God grant us the ‘true love of souls’ that ‘should long and labor for those around’ us.

Nothing in the world can take the place of Persistence

September 15, 2009

Nothing in the world can take the place of Persistence. Talent will not; nothing is more common than unsuccessful men with talent. Genius will not; unrewarded genius is almost a proverb. Education will not; the world is full of educated derelicts. Persistence and determination alone are omnipotent. The slogan ‘Press On’ has solved and always will solve the problems of the human race.

Calvin Coolidge, 30th president of US (1872 – 1933)
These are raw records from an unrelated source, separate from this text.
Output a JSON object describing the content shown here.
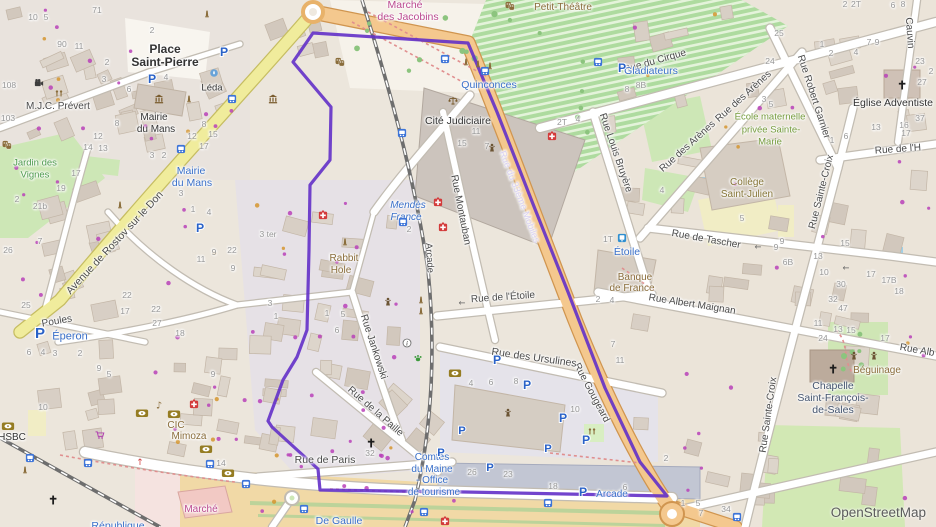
{
  "attribution": {
    "text": "OpenStreetMap"
  },
  "palette": {
    "st": "#4b4b4b",
    "hn": "#979797",
    "tr": "#3a70c9",
    "poi": "#8a6d3b",
    "pl": "#333333",
    "ar": "#4e9a4e",
    "olive": "#769c3e",
    "khaki": "#857537",
    "pink": "#bb4a90",
    "slate": "#44546e",
    "lav": "#d9d1f2",
    "attr": "#5b5b5b",
    "boundary": "#6330c8",
    "parking_blue": "#2a62c8",
    "transit_blue": "#3d74d8",
    "medical_red": "#d33a3a",
    "bank_olive": "#957c22"
  },
  "boundary": {
    "name": "highlighted-district-boundary",
    "points": "313,33 468,43 476,62 497,112 533,204 568,292 605,388 640,462 667,496 465,492 320,490 318,469 272,427 268,421 283,380 297,357 307,330 309,250 310,185 330,160 331,107 293,62"
  },
  "labels": [
    {
      "t": "Place",
      "x": 165,
      "y": 49,
      "k": "pl",
      "s": 12,
      "w": 600
    },
    {
      "t": "Saint-Pierre",
      "x": 165,
      "y": 62,
      "k": "pl",
      "s": 12,
      "w": 600
    },
    {
      "t": "Marché",
      "x": 405,
      "y": 5,
      "k": "poi",
      "c": "pink",
      "s": 10.5
    },
    {
      "t": "des Jacobins",
      "x": 408,
      "y": 17,
      "k": "poi",
      "c": "pink",
      "s": 10.5
    },
    {
      "t": "Petit-Théâtre",
      "x": 563,
      "y": 8,
      "k": "poi"
    },
    {
      "t": "Rue du Cirque",
      "x": 655,
      "y": 62,
      "r": -16
    },
    {
      "t": "Cauvin",
      "x": 909,
      "y": 33,
      "r": 86
    },
    {
      "t": "Rue Robert Garnier",
      "x": 813,
      "y": 97,
      "r": 72
    },
    {
      "t": "Rue de l'H",
      "x": 898,
      "y": 150,
      "r": -4
    },
    {
      "t": "Église Adventiste",
      "x": 893,
      "y": 103,
      "k": "pl",
      "s": 10.5
    },
    {
      "t": "Gladiateurs",
      "x": 651,
      "y": 71,
      "k": "tr",
      "s": 10.5
    },
    {
      "t": "Quinconces",
      "x": 489,
      "y": 85,
      "k": "tr",
      "s": 10.5
    },
    {
      "t": "Rue Louis Bruyère",
      "x": 615,
      "y": 153,
      "r": 71
    },
    {
      "t": "Rue des Arènes",
      "x": 688,
      "y": 147,
      "r": -42
    },
    {
      "t": "Rue des Arènes",
      "x": 744,
      "y": 97,
      "r": -42
    },
    {
      "t": "École maternelle",
      "x": 770,
      "y": 117,
      "k": "ar",
      "c": "olive",
      "s": 9.5
    },
    {
      "t": "privée Sainte-",
      "x": 771,
      "y": 130,
      "k": "ar",
      "c": "olive",
      "s": 9.5
    },
    {
      "t": "Marie",
      "x": 770,
      "y": 142,
      "k": "ar",
      "c": "olive",
      "s": 9.5
    },
    {
      "t": "Collège",
      "x": 747,
      "y": 183,
      "k": "ar",
      "c": "khaki"
    },
    {
      "t": "Saint-Julien",
      "x": 747,
      "y": 195,
      "k": "ar",
      "c": "khaki"
    },
    {
      "t": "Rue de Tascher",
      "x": 706,
      "y": 240,
      "r": 10
    },
    {
      "t": "Étoile",
      "x": 627,
      "y": 252,
      "k": "tr",
      "s": 10.5
    },
    {
      "t": "Banque",
      "x": 635,
      "y": 278,
      "k": "poi"
    },
    {
      "t": "de France",
      "x": 632,
      "y": 289,
      "k": "poi"
    },
    {
      "t": "Rue Albert Maignan",
      "x": 692,
      "y": 305,
      "r": 9
    },
    {
      "t": "Rue Alb",
      "x": 917,
      "y": 351,
      "r": 10
    },
    {
      "t": "Rue Sainte-Croix",
      "x": 822,
      "y": 192,
      "r": -76
    },
    {
      "t": "Rue Sainte-Croix",
      "x": 769,
      "y": 415,
      "r": -82
    },
    {
      "t": "Béguinage",
      "x": 877,
      "y": 371,
      "k": "poi"
    },
    {
      "t": "Chapelle",
      "x": 833,
      "y": 386,
      "k": "pl",
      "c": "slate",
      "s": 10.5
    },
    {
      "t": "Saint-François-",
      "x": 833,
      "y": 398,
      "k": "pl",
      "c": "slate",
      "s": 10.5
    },
    {
      "t": "de-Sales",
      "x": 833,
      "y": 410,
      "k": "pl",
      "c": "slate",
      "s": 10.5
    },
    {
      "t": "Cité Judiciaire",
      "x": 458,
      "y": 121,
      "k": "pl",
      "s": 10.5
    },
    {
      "t": "Rue Montauban",
      "x": 460,
      "y": 210,
      "r": 79
    },
    {
      "t": "Mendès",
      "x": 408,
      "y": 206,
      "k": "tr",
      "i": 1
    },
    {
      "t": "France",
      "x": 406,
      "y": 218,
      "k": "tr",
      "i": 1
    },
    {
      "t": "Arcade",
      "x": 429,
      "y": 258,
      "r": 86,
      "s": 9.5
    },
    {
      "t": "Rabbit",
      "x": 344,
      "y": 259,
      "k": "poi"
    },
    {
      "t": "Hole",
      "x": 341,
      "y": 271,
      "k": "poi"
    },
    {
      "t": "Rue du 33ème Mobiles",
      "x": 519,
      "y": 197,
      "r": 69,
      "c": "lav",
      "s": 9.5
    },
    {
      "t": "Rue Gougeard",
      "x": 591,
      "y": 393,
      "r": 62
    },
    {
      "t": "Rue de l'Étoile",
      "x": 503,
      "y": 298,
      "r": -4
    },
    {
      "t": "Rue des Ursulines",
      "x": 534,
      "y": 358,
      "r": 8,
      "s": 10.5
    },
    {
      "t": "Rue Jankowski",
      "x": 373,
      "y": 347,
      "r": 72
    },
    {
      "t": "Rue de la Paille",
      "x": 375,
      "y": 412,
      "r": 41
    },
    {
      "t": "Rue de Paris",
      "x": 325,
      "y": 460,
      "s": 10.5
    },
    {
      "t": "Avenue de Rostov sur le Don",
      "x": 115,
      "y": 243,
      "r": -47,
      "s": 10.5
    },
    {
      "t": "Poules",
      "x": 57,
      "y": 322,
      "r": -10
    },
    {
      "t": "Jardin des",
      "x": 35,
      "y": 163,
      "k": "ar",
      "s": 9.5
    },
    {
      "t": "Vignes",
      "x": 35,
      "y": 175,
      "k": "ar",
      "s": 9.5
    },
    {
      "t": "M.J.C. Prévert",
      "x": 58,
      "y": 107
    },
    {
      "t": "Mairie",
      "x": 154,
      "y": 118,
      "k": "pl"
    },
    {
      "t": "du Mans",
      "x": 156,
      "y": 130,
      "k": "pl"
    },
    {
      "t": "Léda",
      "x": 212,
      "y": 88,
      "k": "pl",
      "s": 9.5
    },
    {
      "t": "Mairie",
      "x": 191,
      "y": 171,
      "k": "tr",
      "s": 10.5
    },
    {
      "t": "du Mans",
      "x": 192,
      "y": 183,
      "k": "tr",
      "s": 10.5
    },
    {
      "t": "Éperon",
      "x": 70,
      "y": 337,
      "k": "tr",
      "s": 11
    },
    {
      "t": "CIC",
      "x": 176,
      "y": 426,
      "k": "poi"
    },
    {
      "t": "Mimoza",
      "x": 189,
      "y": 437,
      "k": "poi"
    },
    {
      "t": "HSBC",
      "x": 12,
      "y": 438,
      "k": "pl"
    },
    {
      "t": "Marché",
      "x": 201,
      "y": 510,
      "k": "poi",
      "c": "pink"
    },
    {
      "t": "Comtes",
      "x": 432,
      "y": 458,
      "k": "tr"
    },
    {
      "t": "du Maine",
      "x": 432,
      "y": 470,
      "k": "tr"
    },
    {
      "t": "- Office",
      "x": 432,
      "y": 481,
      "k": "tr"
    },
    {
      "t": "de tourisme",
      "x": 434,
      "y": 493,
      "k": "tr"
    },
    {
      "t": "De Gaulle",
      "x": 339,
      "y": 521,
      "k": "tr",
      "s": 10.5
    },
    {
      "t": "République",
      "x": 118,
      "y": 526,
      "k": "tr",
      "s": 10.5
    },
    {
      "t": "Arcade",
      "x": 612,
      "y": 495,
      "k": "tr"
    }
  ],
  "house_numbers": [
    [
      "71",
      97,
      10
    ],
    [
      "90",
      62,
      44
    ],
    [
      "11",
      79,
      46
    ],
    [
      "108",
      9,
      85
    ],
    [
      "103",
      8,
      118
    ],
    [
      "2",
      107,
      62
    ],
    [
      "10",
      33,
      17
    ],
    [
      "5",
      46,
      17
    ],
    [
      "2",
      152,
      30
    ],
    [
      "4",
      166,
      77
    ],
    [
      "3",
      104,
      79
    ],
    [
      "6",
      129,
      89
    ],
    [
      "8",
      117,
      123
    ],
    [
      "12",
      98,
      136
    ],
    [
      "13",
      103,
      148
    ],
    [
      "14",
      88,
      147
    ],
    [
      "3",
      152,
      155
    ],
    [
      "2",
      164,
      155
    ],
    [
      "8",
      204,
      124
    ],
    [
      "12",
      192,
      136
    ],
    [
      "15",
      213,
      134
    ],
    [
      "17",
      204,
      146
    ],
    [
      "17",
      76,
      173
    ],
    [
      "19",
      61,
      188
    ],
    [
      "21b",
      40,
      206
    ],
    [
      "2",
      17,
      199
    ],
    [
      "7",
      40,
      241
    ],
    [
      "26",
      8,
      250
    ],
    [
      "3",
      181,
      193
    ],
    [
      "1",
      193,
      209
    ],
    [
      "4",
      209,
      212
    ],
    [
      "9",
      214,
      252
    ],
    [
      "11",
      201,
      259
    ],
    [
      "22",
      232,
      250
    ],
    [
      "9",
      233,
      268
    ],
    [
      "3 ter",
      268,
      234
    ],
    [
      "22",
      127,
      295
    ],
    [
      "25",
      26,
      305
    ],
    [
      "17",
      125,
      311
    ],
    [
      "22",
      156,
      309
    ],
    [
      "27",
      157,
      323
    ],
    [
      "18",
      180,
      333
    ],
    [
      "6",
      29,
      352
    ],
    [
      "4",
      43,
      352
    ],
    [
      "3",
      55,
      353
    ],
    [
      "2",
      80,
      353
    ],
    [
      "9",
      99,
      368
    ],
    [
      "5",
      109,
      374
    ],
    [
      "10",
      43,
      407
    ],
    [
      "9",
      213,
      374
    ],
    [
      "14",
      221,
      463
    ],
    [
      "3",
      270,
      303
    ],
    [
      "1",
      276,
      316
    ],
    [
      "1",
      327,
      313
    ],
    [
      "5",
      343,
      314
    ],
    [
      "6",
      337,
      330
    ],
    [
      "32",
      370,
      453
    ],
    [
      "26",
      472,
      472
    ],
    [
      "23",
      508,
      474
    ],
    [
      "18",
      553,
      486
    ],
    [
      "6",
      625,
      487
    ],
    [
      "1",
      683,
      503
    ],
    [
      "10",
      575,
      409
    ],
    [
      "4",
      471,
      383
    ],
    [
      "6",
      491,
      382
    ],
    [
      "8",
      516,
      381
    ],
    [
      "7",
      613,
      344
    ],
    [
      "11",
      620,
      360
    ],
    [
      "2",
      666,
      458
    ],
    [
      "8",
      627,
      89
    ],
    [
      "8B",
      641,
      85
    ],
    [
      "2T",
      562,
      122
    ],
    [
      "4",
      578,
      119
    ],
    [
      "11",
      476,
      131
    ],
    [
      "15",
      462,
      143
    ],
    [
      "7",
      487,
      146
    ],
    [
      "2",
      845,
      4
    ],
    [
      "2T",
      856,
      4
    ],
    [
      "6",
      893,
      5
    ],
    [
      "8",
      903,
      4
    ],
    [
      "25",
      779,
      33
    ],
    [
      "24",
      770,
      61
    ],
    [
      "1",
      822,
      44
    ],
    [
      "2",
      831,
      53
    ],
    [
      "4",
      856,
      52
    ],
    [
      "7",
      869,
      42
    ],
    [
      "9",
      877,
      42
    ],
    [
      "23",
      920,
      61
    ],
    [
      "2",
      931,
      71
    ],
    [
      "27",
      922,
      82
    ],
    [
      "37",
      920,
      118
    ],
    [
      "16",
      904,
      125
    ],
    [
      "17",
      906,
      133
    ],
    [
      "13",
      876,
      127
    ],
    [
      "6",
      846,
      136
    ],
    [
      "1",
      832,
      140
    ],
    [
      "3",
      764,
      99
    ],
    [
      "5",
      771,
      104
    ],
    [
      "15",
      845,
      243
    ],
    [
      "13",
      818,
      256
    ],
    [
      "10",
      824,
      272
    ],
    [
      "17",
      871,
      274
    ],
    [
      "17B",
      889,
      280
    ],
    [
      "18",
      899,
      291
    ],
    [
      "30",
      841,
      284
    ],
    [
      "32",
      833,
      299
    ],
    [
      "47",
      843,
      308
    ],
    [
      "11",
      818,
      323
    ],
    [
      "13",
      838,
      329
    ],
    [
      "15",
      851,
      330
    ],
    [
      "24",
      823,
      338
    ],
    [
      "17",
      885,
      338
    ],
    [
      "9",
      782,
      241
    ],
    [
      "6B",
      788,
      262
    ],
    [
      "5",
      742,
      218
    ],
    [
      "9",
      776,
      247
    ],
    [
      "2",
      598,
      299
    ],
    [
      "4",
      612,
      300
    ],
    [
      "34",
      726,
      509
    ],
    [
      "5",
      698,
      503
    ],
    [
      "7",
      701,
      513
    ],
    [
      "1T",
      608,
      239
    ],
    [
      "4",
      662,
      190
    ],
    [
      "2",
      409,
      229
    ]
  ],
  "icons": [
    [
      "parking",
      40,
      333,
      16
    ],
    [
      "parking",
      622,
      68,
      13
    ],
    [
      "parking",
      200,
      228,
      13
    ],
    [
      "parking",
      152,
      79,
      13
    ],
    [
      "parking",
      224,
      52,
      13
    ],
    [
      "parking",
      497,
      360,
      13
    ],
    [
      "parking",
      527,
      385,
      13
    ],
    [
      "parking",
      563,
      418,
      13
    ],
    [
      "parking",
      586,
      440,
      13
    ],
    [
      "parking",
      548,
      448,
      12
    ],
    [
      "parking",
      462,
      430,
      12
    ],
    [
      "parking",
      441,
      452,
      12
    ],
    [
      "parking",
      490,
      467,
      12
    ],
    [
      "parking",
      583,
      492,
      13
    ],
    [
      "bus",
      598,
      62
    ],
    [
      "bus",
      445,
      59
    ],
    [
      "bus",
      485,
      71
    ],
    [
      "bus",
      232,
      99
    ],
    [
      "bus",
      181,
      149
    ],
    [
      "bus",
      402,
      133
    ],
    [
      "bus",
      403,
      222
    ],
    [
      "bus",
      246,
      484
    ],
    [
      "bus",
      304,
      509
    ],
    [
      "bus",
      424,
      512
    ],
    [
      "bus",
      548,
      503
    ],
    [
      "bus",
      30,
      458
    ],
    [
      "bus",
      88,
      463
    ],
    [
      "bus",
      210,
      464
    ],
    [
      "bus",
      737,
      517
    ],
    [
      "tram",
      622,
      238
    ],
    [
      "medical",
      323,
      215
    ],
    [
      "medical",
      438,
      202
    ],
    [
      "medical",
      443,
      227
    ],
    [
      "medical",
      552,
      136
    ],
    [
      "medical",
      194,
      404
    ],
    [
      "medical",
      445,
      521
    ],
    [
      "bank",
      142,
      413
    ],
    [
      "bank",
      174,
      414
    ],
    [
      "bank",
      455,
      373
    ],
    [
      "bank",
      206,
      449
    ],
    [
      "bank",
      228,
      473
    ],
    [
      "bank",
      8,
      426
    ],
    [
      "masks",
      340,
      62
    ],
    [
      "masks",
      510,
      6
    ],
    [
      "masks",
      7,
      145
    ],
    [
      "museum",
      273,
      99
    ],
    [
      "museum",
      159,
      99
    ],
    [
      "fountain",
      214,
      73
    ],
    [
      "church",
      371,
      443
    ],
    [
      "church",
      53,
      500
    ],
    [
      "church",
      902,
      85
    ],
    [
      "church",
      833,
      369
    ],
    [
      "playground",
      59,
      94
    ],
    [
      "playground",
      592,
      432
    ],
    [
      "cinema",
      39,
      83
    ],
    [
      "music",
      159,
      405
    ],
    [
      "cart",
      100,
      435
    ],
    [
      "paw",
      418,
      358
    ],
    [
      "info",
      407,
      343
    ],
    [
      "statue",
      388,
      302
    ],
    [
      "statue",
      508,
      413
    ],
    [
      "statue",
      854,
      356
    ],
    [
      "statue",
      874,
      356
    ],
    [
      "statue",
      492,
      148
    ],
    [
      "scales",
      453,
      101
    ],
    [
      "monument",
      207,
      14
    ],
    [
      "monument",
      189,
      99
    ],
    [
      "monument",
      345,
      242
    ],
    [
      "monument",
      120,
      205
    ],
    [
      "monument",
      466,
      62
    ],
    [
      "monument",
      478,
      64
    ],
    [
      "monument",
      490,
      66
    ],
    [
      "monument",
      25,
      470
    ],
    [
      "monument",
      421,
      300
    ],
    [
      "monument",
      421,
      311
    ],
    [
      "arrow-left",
      462,
      303
    ],
    [
      "arrow-left",
      758,
      247
    ],
    [
      "arrow-left",
      846,
      268
    ],
    [
      "arrow-up-red",
      140,
      462
    ]
  ]
}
Give me credit for being a plodder

September 15, 2009

If anyone should think it worth his while to write my life, if he give me credit for being a plodder, he will describe me justly. Any thing beyond this will be too much. I can plod. I can persevere in any definite pursuit. To this I owe everything.

William Carey, Baptist missionary who learnt Latin, Greek, Hebrew, Italian, French, Dutch and some Indian languages.
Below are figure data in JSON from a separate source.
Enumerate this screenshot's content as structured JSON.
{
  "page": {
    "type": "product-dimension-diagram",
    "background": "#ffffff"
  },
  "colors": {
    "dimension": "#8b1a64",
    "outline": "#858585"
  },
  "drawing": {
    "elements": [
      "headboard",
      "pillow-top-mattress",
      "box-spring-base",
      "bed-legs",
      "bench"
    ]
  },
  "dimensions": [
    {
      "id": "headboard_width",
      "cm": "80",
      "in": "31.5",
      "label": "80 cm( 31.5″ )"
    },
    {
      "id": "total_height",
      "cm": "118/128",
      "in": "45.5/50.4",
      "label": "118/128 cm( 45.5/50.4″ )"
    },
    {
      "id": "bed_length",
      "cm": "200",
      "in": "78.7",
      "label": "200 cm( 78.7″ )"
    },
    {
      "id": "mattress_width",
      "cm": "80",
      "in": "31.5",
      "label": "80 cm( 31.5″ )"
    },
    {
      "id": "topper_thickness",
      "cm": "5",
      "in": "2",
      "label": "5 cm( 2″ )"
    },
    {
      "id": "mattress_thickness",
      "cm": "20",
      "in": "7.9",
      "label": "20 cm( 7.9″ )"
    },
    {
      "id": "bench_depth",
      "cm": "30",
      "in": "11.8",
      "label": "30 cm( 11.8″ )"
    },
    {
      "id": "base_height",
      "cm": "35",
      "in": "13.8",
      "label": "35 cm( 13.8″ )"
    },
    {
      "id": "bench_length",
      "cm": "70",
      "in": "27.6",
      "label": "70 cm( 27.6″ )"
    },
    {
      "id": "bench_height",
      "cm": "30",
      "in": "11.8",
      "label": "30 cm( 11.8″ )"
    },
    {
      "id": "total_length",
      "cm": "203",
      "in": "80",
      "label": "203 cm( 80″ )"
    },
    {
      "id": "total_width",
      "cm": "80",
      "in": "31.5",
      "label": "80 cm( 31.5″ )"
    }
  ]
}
Tyndale suffered shipwreck and lost all his books

September 15, 2009

On ‘the coast of Holland, (Tyndale) suffered shipwreck, by the which he lost all his Books, Writings, and Copies, and so was compelled to begin all again anew, to his hinderance, and doubling of his labors.

David Daniell, William Tyndale, Yale, 1994, p.198 from Foxe, 1570 ed. between 1528-30

Yet he went on to complete his translation of the Pentateuch from March 1529- Dec. 1529

By thinking on it continually

September 15, 2009

When he was asked how he had come to make astonishing discoveries contained in the Principia Mathematica, 1687, Newton replied, ‘by thinking on it continually’.
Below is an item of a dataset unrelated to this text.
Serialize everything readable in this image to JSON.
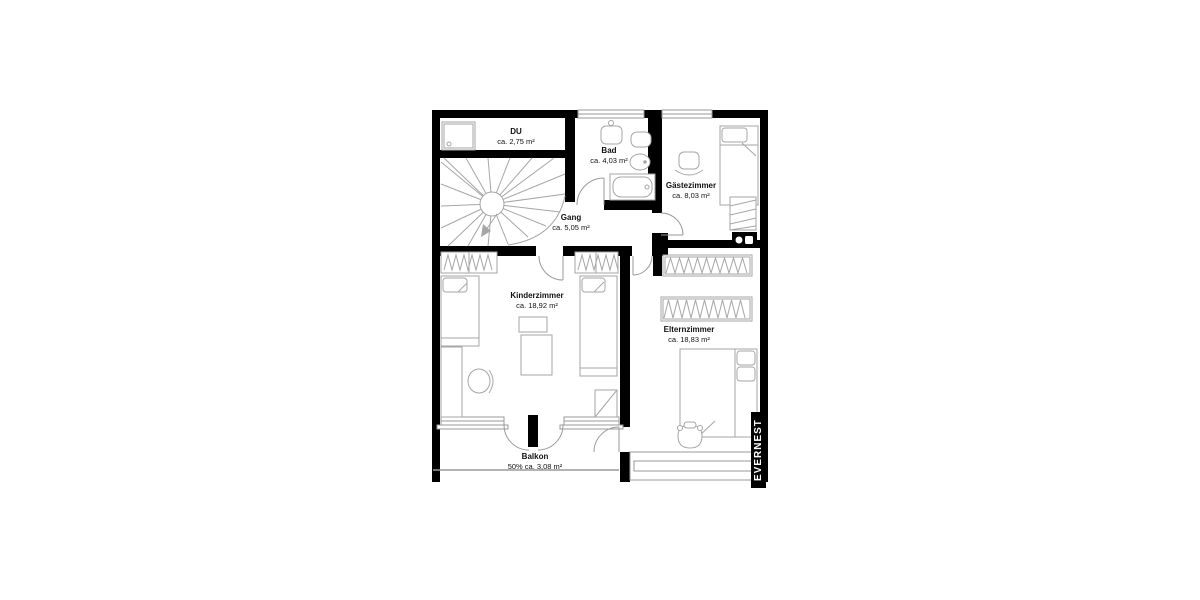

Melvyn Bragg, On Giants’ Shoulders, p.85

Newton went on:

I keep the subject constantly before me and wait till the first dawnings open slowly, by little and little, into a full and clear light.

it’s just that I stay with problems longer

September 15, 2009

It’s not that I’m so smart , it’s just that I stay with problems longer.

Einstein

(Einstein) was remarkable for his powers of concentration and could work steadily for many hours and even days on the same problem. Some of the topics that interested him remained on his mind for decades. For relaxation he turned to music and sailing, but often his work would continue during these moments as well; he usually had a notebook in his pocket so he could jot down any idea that came to him. Elsa told how Einstein would come downstairs, strike a few notes on the piano, stop to jot something down, and then return to his study. His reputation for absentmindedness is not all myth. His wife told about how she used to bundle him up in his overcoat and leave him in the foyer, only to find him standing there half an hour later, lost in thought.

Richard P. Brennan, Heisenberg Probably Slept Here, Wiley, 1997, p.75

Plodding winds the race.

Aesop

The journey of a thousand miles begins with a single step.